Membaca sebuah pertanyaan di twitter, tadi pagi, saya tergerak untuk menulis kembali.  Banyak diantara kita yang masih bingung, atau malah tak tahu ketika datang seorang Financial Planner -atau agen asuransi- dari perusahaan asuransi datang menawarkan jasanya pada kita.  Produk apa yang harus kita ambil.

Biasanya, seorang agen asuransi, dan ini umum terjadi : datang menawarkan kepada klien "program sapujagat", yaitu program Unit Link.  Tak ada yang salah sebenarnya dengan program Unit Link ini, namun kadang agen salah menawarkan dan kliennya tak tahu banyak : sehingga yang terjadi premi yang dibayarkan oleh klien nilainya besar, namun klien tetap "under insured"...alias Uang Pertanggungan atau Dana warisan yang dihasilkan dari asuransi saat klien menerima resiko kematian tak bisa menutup Nilai Ekonomis yang dibutuhkan keluarga yang ditinggalkan.

Apa itu Nilai Ekonomis?  Sederhananya : Nilai ekonomis adalah patokan bagi kita saat menentukan Dana Warisan yang harus ditinggalkan untuk keluarga, bila kita kelak meninggal.  Misalkan saat ini anda berpenghasilan Rp 10 juta per bulan, maka nilai ekonomis anda adalah Rp 120 juta/tahun.  Maka bila -paling mudah- ambil saja suku bunga deposito adalah 5%, maka anda harus mewariskan minimal Rp 6 Milyar, yang Dana warisan itu bila dimasukkan ke bank oleh ahli waris (sebagai simpanan deposito itu) akan menghasilkan Rp 120juta per bulan.
Persoalannya, banyak agen asuransi mau ambil jalan pintas.  Demi komisi besar, yang mereka tawarkan adalah Program Unit Link.  Untuk "mengejar" Uang Pertanggungan (atau Dana Warisan) Rp 6 Milyar -dengan Unit Link-  Premi yang harus dibayarkan oleh Klien pasti akan suangattt besar.  Apalagi Program Unit Link nya "dibebani" dengan rider/benefit tambahan seperti misalnya Asuransi Kesehatan.  Premi yang masuk selain untuk membayar Asuransi Jiwanya (COI = Cost of Insurance), juga akan dibebani biaya investasi dan biaya Rider.   

Banyak sekali klien asuransi, memiliki lebih dari satu polis asuransi unit link, tapi tetap "under insured" : dana warisannya kurang.

Maka, sebaiknya klien tahu, sebelum membeli produk asuransi Unit Link, ada baiknya memiliki produk "Term Life".  Dia asuransi jiwa murni, preminya sangat murah : karena tidak dibebani berbagai macam biaya, namun akan memberikan Uang Pertanggungan yang besar.  Karena tidak ada nilai investasinya, produk ini akan "hangus" bila tidak ada klaim dan harus diperpanjang lagi (tentu dengan membayar premi kembali).

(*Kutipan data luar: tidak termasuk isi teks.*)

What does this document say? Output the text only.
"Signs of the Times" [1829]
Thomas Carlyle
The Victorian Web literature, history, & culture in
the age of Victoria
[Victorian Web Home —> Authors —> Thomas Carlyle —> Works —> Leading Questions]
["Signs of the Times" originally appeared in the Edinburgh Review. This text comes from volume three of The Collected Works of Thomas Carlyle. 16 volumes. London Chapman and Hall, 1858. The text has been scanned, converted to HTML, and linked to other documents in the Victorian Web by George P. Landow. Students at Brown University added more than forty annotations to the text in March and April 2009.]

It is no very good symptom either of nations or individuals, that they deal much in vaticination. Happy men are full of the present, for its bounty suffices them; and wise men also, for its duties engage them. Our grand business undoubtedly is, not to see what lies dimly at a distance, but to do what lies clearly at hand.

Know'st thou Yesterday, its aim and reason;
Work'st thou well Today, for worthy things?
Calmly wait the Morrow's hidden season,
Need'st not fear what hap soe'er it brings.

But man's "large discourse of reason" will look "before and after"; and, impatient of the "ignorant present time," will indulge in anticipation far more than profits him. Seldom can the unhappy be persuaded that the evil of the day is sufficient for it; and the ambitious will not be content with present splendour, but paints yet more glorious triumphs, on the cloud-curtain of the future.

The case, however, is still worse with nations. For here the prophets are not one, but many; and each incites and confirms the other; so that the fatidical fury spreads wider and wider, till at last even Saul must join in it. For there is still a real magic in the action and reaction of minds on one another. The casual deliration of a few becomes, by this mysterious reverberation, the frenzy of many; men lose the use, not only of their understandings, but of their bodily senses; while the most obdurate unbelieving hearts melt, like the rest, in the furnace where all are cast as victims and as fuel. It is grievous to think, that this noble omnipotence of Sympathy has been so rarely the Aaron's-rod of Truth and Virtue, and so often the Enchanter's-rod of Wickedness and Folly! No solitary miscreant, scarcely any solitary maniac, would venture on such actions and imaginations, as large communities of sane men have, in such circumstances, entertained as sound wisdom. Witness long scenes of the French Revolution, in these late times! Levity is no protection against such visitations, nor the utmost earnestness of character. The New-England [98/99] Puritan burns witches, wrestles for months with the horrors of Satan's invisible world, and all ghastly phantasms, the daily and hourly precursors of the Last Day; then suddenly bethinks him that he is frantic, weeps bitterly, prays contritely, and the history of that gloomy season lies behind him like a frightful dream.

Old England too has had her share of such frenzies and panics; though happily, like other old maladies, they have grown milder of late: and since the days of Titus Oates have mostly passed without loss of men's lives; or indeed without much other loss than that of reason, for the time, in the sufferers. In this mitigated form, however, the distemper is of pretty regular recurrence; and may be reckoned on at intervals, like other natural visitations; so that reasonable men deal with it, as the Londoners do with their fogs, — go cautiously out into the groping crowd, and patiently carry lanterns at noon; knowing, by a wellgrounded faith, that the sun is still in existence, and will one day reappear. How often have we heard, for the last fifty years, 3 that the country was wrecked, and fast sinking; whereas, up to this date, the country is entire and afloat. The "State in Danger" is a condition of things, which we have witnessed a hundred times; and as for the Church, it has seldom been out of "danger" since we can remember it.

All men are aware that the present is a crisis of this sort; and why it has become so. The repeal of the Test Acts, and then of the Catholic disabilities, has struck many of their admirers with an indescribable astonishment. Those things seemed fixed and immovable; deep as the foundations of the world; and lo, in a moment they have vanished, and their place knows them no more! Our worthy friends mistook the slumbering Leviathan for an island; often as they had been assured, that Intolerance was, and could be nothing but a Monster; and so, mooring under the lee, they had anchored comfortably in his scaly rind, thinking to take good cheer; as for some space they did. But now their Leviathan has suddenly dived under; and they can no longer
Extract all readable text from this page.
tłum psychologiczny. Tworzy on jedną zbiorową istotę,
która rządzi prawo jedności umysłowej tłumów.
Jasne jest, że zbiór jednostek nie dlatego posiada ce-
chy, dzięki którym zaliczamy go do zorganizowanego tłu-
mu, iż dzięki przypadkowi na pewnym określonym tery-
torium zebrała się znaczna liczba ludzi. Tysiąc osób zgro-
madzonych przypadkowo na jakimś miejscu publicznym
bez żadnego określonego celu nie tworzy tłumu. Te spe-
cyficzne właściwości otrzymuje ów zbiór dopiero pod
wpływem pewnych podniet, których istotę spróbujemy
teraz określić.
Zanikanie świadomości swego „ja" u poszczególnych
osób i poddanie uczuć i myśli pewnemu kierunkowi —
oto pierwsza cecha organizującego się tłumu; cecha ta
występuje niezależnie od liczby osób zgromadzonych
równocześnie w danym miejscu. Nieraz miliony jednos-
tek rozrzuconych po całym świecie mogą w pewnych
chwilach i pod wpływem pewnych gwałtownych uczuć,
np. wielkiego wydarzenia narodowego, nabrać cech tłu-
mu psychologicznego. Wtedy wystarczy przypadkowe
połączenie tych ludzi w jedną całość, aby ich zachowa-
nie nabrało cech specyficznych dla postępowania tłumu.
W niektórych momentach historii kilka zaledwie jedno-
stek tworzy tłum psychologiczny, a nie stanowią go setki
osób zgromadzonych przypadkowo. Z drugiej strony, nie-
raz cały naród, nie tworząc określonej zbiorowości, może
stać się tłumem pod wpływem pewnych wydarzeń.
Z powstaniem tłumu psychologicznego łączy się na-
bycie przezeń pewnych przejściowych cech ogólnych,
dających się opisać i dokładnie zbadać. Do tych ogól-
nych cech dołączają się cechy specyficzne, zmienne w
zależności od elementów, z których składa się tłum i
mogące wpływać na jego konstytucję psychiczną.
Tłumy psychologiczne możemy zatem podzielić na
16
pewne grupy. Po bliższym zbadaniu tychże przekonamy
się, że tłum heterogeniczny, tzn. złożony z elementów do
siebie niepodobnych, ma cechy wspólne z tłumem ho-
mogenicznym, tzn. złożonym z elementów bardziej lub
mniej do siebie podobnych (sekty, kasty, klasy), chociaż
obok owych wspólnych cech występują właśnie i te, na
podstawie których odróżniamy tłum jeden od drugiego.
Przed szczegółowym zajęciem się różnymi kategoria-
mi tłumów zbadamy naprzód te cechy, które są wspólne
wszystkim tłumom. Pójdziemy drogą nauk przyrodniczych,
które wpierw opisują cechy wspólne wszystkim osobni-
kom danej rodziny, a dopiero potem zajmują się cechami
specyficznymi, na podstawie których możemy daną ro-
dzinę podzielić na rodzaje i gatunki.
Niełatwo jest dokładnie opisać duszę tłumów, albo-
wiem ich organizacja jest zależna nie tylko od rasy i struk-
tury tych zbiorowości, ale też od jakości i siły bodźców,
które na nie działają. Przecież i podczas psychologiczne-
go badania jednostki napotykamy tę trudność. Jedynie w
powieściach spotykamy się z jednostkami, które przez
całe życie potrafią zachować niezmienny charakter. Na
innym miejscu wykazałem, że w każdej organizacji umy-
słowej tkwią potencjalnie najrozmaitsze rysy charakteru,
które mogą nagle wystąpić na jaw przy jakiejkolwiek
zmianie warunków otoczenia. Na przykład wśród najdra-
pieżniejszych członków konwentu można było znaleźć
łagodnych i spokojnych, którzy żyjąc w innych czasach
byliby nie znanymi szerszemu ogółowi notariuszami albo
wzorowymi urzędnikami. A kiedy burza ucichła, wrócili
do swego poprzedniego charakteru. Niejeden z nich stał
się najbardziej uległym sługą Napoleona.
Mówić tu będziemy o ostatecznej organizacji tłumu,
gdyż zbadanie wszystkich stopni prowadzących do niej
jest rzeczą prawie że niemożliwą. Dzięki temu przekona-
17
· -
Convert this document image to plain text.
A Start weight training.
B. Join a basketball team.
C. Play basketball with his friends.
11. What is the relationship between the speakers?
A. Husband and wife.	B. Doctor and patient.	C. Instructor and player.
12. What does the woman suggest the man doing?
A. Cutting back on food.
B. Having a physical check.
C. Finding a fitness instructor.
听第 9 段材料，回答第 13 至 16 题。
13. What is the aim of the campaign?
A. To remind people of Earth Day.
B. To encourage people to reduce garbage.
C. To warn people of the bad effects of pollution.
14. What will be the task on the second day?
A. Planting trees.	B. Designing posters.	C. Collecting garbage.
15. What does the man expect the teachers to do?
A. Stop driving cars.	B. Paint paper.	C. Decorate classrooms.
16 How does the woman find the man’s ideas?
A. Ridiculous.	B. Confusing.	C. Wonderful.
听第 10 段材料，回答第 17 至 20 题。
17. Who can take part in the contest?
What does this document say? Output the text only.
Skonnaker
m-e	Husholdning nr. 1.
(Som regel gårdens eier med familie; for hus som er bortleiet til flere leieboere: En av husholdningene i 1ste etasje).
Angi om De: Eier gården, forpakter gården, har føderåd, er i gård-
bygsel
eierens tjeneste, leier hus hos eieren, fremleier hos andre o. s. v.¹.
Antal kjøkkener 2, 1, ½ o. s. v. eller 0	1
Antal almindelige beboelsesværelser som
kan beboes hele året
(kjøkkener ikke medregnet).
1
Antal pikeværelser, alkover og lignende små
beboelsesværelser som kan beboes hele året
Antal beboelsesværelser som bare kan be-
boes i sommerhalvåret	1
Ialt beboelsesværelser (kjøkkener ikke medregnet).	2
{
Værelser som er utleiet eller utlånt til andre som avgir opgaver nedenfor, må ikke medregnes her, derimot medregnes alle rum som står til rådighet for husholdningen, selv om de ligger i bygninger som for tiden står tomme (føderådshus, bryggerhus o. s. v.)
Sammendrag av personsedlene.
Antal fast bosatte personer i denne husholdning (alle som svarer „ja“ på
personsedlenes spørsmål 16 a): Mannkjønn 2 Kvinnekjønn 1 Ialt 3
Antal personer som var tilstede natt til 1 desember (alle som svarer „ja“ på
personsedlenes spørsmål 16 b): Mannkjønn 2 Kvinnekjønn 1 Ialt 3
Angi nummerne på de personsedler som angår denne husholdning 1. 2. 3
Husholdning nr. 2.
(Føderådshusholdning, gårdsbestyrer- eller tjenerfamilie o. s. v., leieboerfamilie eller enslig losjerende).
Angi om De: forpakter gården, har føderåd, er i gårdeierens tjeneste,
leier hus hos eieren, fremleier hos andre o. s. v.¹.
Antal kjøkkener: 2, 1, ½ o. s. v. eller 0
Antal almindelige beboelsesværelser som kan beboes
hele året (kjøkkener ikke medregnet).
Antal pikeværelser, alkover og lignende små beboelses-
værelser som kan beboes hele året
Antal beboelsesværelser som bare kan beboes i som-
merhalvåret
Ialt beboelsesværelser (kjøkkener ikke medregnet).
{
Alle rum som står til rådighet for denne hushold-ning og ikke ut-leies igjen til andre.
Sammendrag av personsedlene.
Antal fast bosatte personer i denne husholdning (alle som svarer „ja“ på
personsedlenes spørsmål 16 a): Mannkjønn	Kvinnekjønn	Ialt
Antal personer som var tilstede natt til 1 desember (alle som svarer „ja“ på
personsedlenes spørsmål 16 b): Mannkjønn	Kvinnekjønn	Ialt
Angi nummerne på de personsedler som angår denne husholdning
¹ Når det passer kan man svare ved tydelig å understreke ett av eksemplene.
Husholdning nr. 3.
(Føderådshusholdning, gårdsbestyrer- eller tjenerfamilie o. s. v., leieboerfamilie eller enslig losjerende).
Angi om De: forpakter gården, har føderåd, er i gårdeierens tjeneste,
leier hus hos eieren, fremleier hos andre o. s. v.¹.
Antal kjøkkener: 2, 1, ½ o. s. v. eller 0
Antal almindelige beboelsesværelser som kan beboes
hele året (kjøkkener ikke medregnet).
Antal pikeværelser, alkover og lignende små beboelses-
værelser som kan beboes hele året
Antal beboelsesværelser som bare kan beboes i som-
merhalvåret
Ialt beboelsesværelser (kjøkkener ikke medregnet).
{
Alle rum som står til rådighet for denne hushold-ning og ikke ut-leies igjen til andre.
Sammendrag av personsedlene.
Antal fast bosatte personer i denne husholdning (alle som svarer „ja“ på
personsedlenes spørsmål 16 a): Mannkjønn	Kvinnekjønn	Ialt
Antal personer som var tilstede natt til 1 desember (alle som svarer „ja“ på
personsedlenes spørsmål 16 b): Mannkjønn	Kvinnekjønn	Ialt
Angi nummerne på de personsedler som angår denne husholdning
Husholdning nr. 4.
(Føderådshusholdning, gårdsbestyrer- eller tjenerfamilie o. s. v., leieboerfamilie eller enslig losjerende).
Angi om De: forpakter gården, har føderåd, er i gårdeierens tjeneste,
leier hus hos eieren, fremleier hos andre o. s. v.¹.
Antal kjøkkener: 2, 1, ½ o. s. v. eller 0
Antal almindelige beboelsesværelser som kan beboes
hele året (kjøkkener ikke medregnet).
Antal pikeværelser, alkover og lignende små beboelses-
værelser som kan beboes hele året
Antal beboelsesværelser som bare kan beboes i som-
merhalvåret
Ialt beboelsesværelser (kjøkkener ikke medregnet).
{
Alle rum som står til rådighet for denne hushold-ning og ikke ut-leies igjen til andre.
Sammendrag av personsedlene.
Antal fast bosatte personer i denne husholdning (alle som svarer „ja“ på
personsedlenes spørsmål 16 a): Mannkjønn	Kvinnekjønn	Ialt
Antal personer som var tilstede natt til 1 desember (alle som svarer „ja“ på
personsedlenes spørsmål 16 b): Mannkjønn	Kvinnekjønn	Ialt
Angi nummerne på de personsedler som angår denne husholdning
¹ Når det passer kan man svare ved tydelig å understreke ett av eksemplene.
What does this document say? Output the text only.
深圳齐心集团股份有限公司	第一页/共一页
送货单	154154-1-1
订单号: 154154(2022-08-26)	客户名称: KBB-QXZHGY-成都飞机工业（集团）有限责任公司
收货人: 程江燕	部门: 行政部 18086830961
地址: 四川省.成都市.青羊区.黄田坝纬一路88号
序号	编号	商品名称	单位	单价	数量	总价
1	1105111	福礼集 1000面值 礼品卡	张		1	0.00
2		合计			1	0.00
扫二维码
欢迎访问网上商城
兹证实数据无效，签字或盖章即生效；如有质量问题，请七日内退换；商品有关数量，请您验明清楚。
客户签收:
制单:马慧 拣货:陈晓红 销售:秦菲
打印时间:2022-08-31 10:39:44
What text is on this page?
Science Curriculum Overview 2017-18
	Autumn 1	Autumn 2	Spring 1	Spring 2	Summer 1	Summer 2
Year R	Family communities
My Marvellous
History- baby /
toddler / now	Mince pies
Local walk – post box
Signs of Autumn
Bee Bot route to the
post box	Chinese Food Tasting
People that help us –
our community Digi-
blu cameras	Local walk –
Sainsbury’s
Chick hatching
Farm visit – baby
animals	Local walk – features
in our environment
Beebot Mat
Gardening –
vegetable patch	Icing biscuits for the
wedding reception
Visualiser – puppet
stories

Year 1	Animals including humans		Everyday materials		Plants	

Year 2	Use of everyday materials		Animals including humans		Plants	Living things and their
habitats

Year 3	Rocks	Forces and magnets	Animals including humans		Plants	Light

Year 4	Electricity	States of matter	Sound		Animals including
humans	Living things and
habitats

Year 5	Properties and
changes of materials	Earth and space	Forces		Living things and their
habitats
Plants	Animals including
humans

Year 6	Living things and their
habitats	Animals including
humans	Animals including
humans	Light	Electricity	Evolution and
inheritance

Sehingga, bila anda -terutama- para keluarga, sebelum memiliki Unit Link, ada beberapa langkah yang bisa diikuti :  

Langkah Pertama, Pastikan dulu Nilai Ekonomis anda terproteksi (cara menghitungnya ada di atas)  dengan mengikuti dulu Asuransi Term Life.  Bila usia anda masih muda, preminya akan jauh lebih murah.

Langkah Kedua, Untuk Proteksi yang crucial seperti Asuransi Kesehatan, ambil juga program non Unit Link, ada beberapa produk "whole life insurance" yang memberikan manfaat khusus Kesehatan (tidak ada investasi, dan Uang Pertanggungan juga rendah).  Ini juga akan membuat Premi Asuransi Kesehatannya juga rendah.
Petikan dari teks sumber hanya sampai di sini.